Kabul: US President Donald Trumps praise for Pakistan over the recent rescue of a Canadian-American family from the Taliban apparently didnt go down well with some politicians in Afghanistan.

In a statement, the Afghan Senate chairman has claimed that the Pakistan Army’s rescue operation triggered by an American intelligence tip-off was an attempt to divert world’s attention from the “terror sanctuaries in the tribal regions”.

American Caitlan Coleman, 31, her Canadian husband Joshua Boyle, 34, and their three children born in captivity had been held hostage by the Haqqani network since 2012.

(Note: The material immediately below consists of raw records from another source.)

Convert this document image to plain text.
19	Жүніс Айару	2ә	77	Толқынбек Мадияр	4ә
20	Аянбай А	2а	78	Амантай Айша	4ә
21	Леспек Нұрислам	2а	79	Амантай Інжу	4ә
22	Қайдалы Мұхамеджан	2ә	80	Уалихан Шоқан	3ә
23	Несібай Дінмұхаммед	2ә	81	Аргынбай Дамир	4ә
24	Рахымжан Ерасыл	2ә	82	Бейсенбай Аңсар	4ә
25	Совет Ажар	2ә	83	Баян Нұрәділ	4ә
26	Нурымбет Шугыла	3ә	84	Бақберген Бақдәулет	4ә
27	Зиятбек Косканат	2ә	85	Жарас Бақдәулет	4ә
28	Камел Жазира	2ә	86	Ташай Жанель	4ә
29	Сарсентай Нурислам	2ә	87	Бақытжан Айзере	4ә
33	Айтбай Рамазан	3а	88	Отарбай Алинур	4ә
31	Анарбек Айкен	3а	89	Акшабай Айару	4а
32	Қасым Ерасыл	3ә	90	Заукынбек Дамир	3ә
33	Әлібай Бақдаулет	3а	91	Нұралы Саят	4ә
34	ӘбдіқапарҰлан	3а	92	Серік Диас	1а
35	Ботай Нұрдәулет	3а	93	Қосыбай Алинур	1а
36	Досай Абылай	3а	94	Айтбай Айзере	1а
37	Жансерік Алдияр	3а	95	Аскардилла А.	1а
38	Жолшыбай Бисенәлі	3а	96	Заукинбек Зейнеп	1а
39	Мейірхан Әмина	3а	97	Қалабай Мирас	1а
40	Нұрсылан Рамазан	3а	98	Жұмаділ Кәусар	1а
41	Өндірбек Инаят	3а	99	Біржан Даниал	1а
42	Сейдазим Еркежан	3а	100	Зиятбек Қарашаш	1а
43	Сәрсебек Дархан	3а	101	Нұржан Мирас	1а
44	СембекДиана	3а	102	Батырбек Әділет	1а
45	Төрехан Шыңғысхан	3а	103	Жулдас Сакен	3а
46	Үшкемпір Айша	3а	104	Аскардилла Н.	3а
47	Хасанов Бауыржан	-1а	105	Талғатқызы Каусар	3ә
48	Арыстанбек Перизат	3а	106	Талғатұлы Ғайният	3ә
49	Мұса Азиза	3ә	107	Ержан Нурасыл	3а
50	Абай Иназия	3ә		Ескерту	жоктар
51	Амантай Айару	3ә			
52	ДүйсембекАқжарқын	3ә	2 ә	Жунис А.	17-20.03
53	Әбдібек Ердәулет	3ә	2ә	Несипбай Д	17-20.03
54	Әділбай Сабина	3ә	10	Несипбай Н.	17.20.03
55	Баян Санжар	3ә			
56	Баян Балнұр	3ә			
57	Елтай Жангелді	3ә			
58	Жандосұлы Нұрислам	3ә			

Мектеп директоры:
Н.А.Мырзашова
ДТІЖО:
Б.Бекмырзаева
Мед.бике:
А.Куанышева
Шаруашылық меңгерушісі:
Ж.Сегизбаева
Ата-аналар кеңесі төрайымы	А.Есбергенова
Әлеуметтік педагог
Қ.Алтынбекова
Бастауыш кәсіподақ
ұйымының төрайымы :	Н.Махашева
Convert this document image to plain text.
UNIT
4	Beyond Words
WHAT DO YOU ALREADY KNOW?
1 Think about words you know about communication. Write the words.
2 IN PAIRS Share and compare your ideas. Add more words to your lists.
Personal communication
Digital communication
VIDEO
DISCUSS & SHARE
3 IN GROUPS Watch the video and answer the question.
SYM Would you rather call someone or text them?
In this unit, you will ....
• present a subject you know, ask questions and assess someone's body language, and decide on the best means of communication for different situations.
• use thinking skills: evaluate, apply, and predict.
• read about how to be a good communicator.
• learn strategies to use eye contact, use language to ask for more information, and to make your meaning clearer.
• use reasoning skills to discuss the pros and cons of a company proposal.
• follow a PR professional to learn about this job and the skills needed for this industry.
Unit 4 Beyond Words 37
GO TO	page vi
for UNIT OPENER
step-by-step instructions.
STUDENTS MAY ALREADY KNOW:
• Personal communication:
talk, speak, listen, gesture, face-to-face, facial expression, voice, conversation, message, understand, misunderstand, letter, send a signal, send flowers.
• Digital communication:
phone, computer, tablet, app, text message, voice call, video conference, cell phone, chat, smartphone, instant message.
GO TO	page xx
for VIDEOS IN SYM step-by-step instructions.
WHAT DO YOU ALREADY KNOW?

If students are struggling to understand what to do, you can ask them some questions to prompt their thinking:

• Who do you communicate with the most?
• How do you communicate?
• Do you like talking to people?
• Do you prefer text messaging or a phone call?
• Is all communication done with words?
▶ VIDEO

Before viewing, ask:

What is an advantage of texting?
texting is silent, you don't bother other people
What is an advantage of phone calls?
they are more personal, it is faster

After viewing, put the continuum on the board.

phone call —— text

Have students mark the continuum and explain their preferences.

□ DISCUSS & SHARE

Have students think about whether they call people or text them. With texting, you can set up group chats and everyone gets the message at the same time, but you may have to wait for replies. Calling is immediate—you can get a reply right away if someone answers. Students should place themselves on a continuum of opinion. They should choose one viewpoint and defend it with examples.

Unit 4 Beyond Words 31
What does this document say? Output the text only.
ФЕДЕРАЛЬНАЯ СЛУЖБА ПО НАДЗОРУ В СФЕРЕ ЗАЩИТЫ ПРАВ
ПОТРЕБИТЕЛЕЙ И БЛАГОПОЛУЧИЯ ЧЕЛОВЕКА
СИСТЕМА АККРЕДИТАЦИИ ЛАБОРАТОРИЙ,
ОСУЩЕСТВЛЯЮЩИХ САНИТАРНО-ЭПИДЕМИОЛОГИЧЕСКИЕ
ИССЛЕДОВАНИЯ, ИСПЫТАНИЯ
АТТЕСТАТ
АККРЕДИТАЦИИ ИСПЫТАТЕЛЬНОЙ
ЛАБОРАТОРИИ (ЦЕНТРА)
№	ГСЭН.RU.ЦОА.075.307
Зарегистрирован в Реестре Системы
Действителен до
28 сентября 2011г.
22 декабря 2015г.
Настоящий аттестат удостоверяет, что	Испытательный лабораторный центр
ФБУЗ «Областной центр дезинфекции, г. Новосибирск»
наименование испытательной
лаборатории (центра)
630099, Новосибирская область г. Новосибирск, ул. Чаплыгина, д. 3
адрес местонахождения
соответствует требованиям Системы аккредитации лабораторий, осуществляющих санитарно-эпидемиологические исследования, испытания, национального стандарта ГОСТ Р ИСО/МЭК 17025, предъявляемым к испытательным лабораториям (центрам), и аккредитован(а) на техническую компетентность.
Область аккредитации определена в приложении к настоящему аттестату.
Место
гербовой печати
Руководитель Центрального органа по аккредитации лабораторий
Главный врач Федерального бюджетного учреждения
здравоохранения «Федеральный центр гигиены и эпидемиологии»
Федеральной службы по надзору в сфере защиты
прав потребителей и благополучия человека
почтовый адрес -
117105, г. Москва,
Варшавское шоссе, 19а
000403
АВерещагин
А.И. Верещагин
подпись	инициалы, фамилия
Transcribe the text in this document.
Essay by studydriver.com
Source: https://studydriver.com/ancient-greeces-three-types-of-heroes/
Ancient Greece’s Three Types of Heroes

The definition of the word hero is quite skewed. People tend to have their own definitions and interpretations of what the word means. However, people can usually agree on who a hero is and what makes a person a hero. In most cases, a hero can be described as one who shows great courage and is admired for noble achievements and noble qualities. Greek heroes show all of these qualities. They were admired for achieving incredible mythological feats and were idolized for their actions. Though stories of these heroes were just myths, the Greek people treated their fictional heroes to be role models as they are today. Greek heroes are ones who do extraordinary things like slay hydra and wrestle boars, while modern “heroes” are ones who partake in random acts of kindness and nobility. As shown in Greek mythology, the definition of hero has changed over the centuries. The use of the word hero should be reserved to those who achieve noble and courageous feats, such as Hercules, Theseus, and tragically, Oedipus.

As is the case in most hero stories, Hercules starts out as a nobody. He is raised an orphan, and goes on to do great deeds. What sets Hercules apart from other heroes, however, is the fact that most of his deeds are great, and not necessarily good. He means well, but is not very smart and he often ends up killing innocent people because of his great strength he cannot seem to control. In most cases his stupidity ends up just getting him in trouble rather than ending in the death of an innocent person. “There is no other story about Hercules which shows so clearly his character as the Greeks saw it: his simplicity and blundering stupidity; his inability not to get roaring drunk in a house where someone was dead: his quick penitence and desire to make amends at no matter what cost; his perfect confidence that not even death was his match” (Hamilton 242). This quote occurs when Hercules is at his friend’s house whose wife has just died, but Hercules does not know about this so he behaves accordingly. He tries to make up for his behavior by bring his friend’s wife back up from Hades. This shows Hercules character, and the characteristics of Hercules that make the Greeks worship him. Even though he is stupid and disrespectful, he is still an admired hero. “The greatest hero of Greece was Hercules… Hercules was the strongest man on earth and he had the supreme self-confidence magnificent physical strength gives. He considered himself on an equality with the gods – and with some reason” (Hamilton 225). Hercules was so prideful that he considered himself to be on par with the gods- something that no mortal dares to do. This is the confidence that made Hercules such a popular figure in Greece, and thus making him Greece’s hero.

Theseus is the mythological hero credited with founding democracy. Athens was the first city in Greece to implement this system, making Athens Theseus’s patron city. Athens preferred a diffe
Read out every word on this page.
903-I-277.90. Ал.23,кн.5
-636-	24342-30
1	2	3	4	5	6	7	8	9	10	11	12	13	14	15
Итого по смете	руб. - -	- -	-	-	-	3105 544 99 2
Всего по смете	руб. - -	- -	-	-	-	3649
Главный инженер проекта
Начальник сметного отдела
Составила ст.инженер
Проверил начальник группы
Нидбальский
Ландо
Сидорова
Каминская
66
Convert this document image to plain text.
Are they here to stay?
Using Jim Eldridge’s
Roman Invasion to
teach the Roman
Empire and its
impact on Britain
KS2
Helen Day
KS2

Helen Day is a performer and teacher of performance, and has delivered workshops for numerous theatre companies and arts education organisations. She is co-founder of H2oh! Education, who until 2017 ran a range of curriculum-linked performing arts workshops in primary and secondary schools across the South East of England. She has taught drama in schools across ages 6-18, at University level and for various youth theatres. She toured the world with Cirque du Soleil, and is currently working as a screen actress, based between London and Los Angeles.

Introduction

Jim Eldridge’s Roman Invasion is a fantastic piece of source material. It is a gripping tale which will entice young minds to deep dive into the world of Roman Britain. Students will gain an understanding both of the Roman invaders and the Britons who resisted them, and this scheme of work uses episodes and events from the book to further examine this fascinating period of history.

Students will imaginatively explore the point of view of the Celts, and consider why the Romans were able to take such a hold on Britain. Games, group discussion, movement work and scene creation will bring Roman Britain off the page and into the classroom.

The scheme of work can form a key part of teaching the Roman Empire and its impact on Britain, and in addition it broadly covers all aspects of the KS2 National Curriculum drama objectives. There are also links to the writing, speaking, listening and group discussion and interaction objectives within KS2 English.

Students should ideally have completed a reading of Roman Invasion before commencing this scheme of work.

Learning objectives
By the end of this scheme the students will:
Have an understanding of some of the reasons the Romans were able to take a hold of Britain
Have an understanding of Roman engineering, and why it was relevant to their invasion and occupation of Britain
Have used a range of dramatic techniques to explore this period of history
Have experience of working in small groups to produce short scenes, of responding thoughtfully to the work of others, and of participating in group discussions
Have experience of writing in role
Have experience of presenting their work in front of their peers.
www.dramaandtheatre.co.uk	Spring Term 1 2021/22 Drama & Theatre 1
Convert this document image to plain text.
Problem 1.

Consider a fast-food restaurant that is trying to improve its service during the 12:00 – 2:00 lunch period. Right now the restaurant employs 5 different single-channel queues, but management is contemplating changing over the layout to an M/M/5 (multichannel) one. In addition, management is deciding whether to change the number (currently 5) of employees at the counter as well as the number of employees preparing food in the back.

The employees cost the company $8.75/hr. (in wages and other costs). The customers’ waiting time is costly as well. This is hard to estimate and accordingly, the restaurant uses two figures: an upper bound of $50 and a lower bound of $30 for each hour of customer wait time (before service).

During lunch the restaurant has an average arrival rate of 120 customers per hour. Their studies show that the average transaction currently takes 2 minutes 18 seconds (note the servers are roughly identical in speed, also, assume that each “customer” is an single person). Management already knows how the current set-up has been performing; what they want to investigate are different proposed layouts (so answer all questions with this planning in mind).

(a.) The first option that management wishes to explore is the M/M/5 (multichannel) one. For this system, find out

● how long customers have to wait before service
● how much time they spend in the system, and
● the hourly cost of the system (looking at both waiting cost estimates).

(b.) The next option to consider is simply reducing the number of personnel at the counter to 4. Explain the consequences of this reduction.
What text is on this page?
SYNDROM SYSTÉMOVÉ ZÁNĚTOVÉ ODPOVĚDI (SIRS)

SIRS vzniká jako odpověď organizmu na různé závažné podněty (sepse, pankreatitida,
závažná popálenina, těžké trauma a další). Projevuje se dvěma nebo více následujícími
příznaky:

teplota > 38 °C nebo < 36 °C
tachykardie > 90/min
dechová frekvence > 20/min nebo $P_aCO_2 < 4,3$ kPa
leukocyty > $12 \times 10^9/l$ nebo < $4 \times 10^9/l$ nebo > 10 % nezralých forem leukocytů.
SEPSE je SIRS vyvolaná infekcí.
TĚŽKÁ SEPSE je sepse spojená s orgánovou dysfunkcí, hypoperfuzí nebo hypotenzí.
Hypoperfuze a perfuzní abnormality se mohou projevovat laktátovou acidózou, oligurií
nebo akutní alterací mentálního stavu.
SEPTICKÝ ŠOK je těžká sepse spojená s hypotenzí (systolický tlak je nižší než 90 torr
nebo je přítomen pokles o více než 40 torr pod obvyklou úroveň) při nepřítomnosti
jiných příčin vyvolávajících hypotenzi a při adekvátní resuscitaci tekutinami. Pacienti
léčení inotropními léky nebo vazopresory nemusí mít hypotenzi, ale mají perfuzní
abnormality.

“Canadian family’s release by the Pakistani military was a move to divert the attention of the international community, specifically the US, at a time when the pressures were unprecedented due to the safe havens of terror groups,” Khaama Press quoted Fazal Hadi Muslimyar as saying during a general session of the upper house of the Afghan parliament.

Coleman was pregnant with their first child in 2012 when they decided to go hiking in Afghanistan’s Wardak province, a dangerous region south of Kabul that is dominated by feuding militant groups.

“The family was kept inside Pakistani territory for several years and Pakistan used the opportunity to use the Afghan soil and create a scenario to divert the attention and pressures from Islamabad,” Muslimyar claimed.